I am so afraid for tommorow night. I don’t know whats going to happen. I already feel like I’m going to mess things up even more than they are now. But then I am worried about suzanne; Amber took the call and she said that she sounded really weak. So I hope that she is o.k. But then, I am kinda anxoius to see her; it’s only been less than a month, but I miss her and I want to see her again, if nothing else, to get a fresh picture of her in my mind. God, there is a song by Third Eye Blind; something about a drive-by….
It’s almost 6, so I better get outta here. It is starting to get cold in here.

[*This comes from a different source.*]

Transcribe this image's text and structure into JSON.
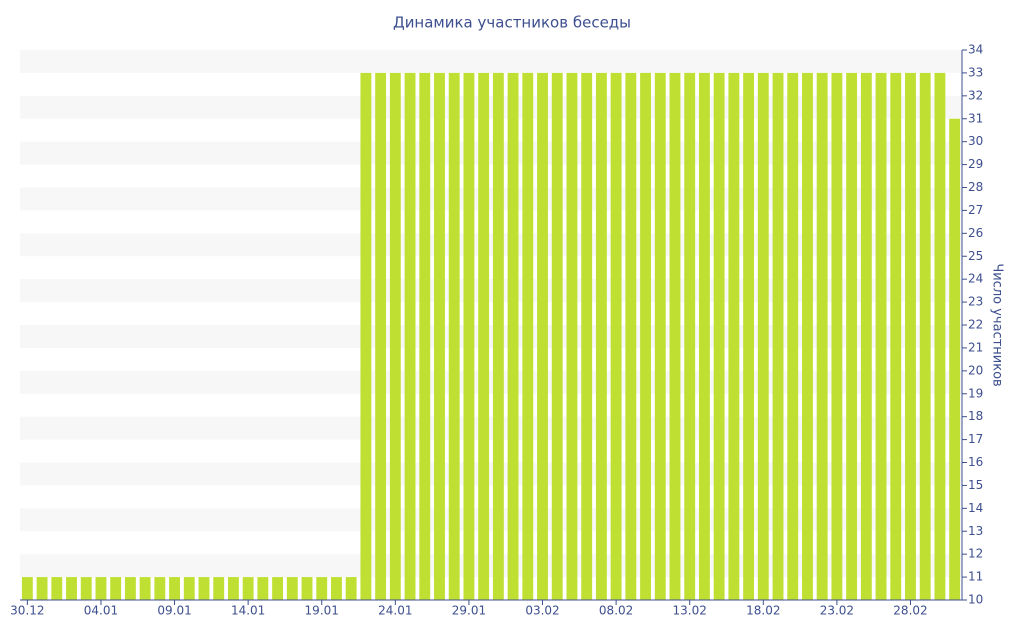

Maybe I’ll be able to update inbetween classes.
Current mood: hopeful
Current music: the sound of the printing shop next door at the warehouse

I guess i need to

I guess i need to make two stops tommorow night.
I’ll try to be over before 9 to pick up whatever you have for me so that you don’t have to mail it.
Current mood:
Current music:

I have forgotten how to

I have forgotten how to trust. I really don’t trust anybody. At work, I always try to do stuff by myself, even though it wold be easier if I had help with it. I just don’t trust anybody else to help me, so I go and usually end up dropping something anyway. And the only thing that I have been committed to is to myself. And even then, barely.
It’s all good to spout and to rant about what’s wrong with me. It’s fixing the problems that I need to be working on. But I don’t know where to even start at. It seems so big, can I even do it.
And yet, in my mind all I can think of is that I have to do it and I have to do it by myself; because no one will understand and I can’t trust anybody to help me.
Current mood: sad
Current music: Fiona Apple – Pale September

From The Book Of The Angelica….

I guess it had to come to this eventually. I was asking far too much. I wanted trust from someone who had not trusted so long that he had forgotten how…I wanted love from a man who had been hurt and rejected by the people who ought to cherish and protected him the most…And I wanted commitment from the guy who just couldn’t Part of me wants to hug you and tell you it’s not your fault. Part of me wants to tell you it is and its about time you did something about it. All of me wants to be in your arms again loving you as best as I know how.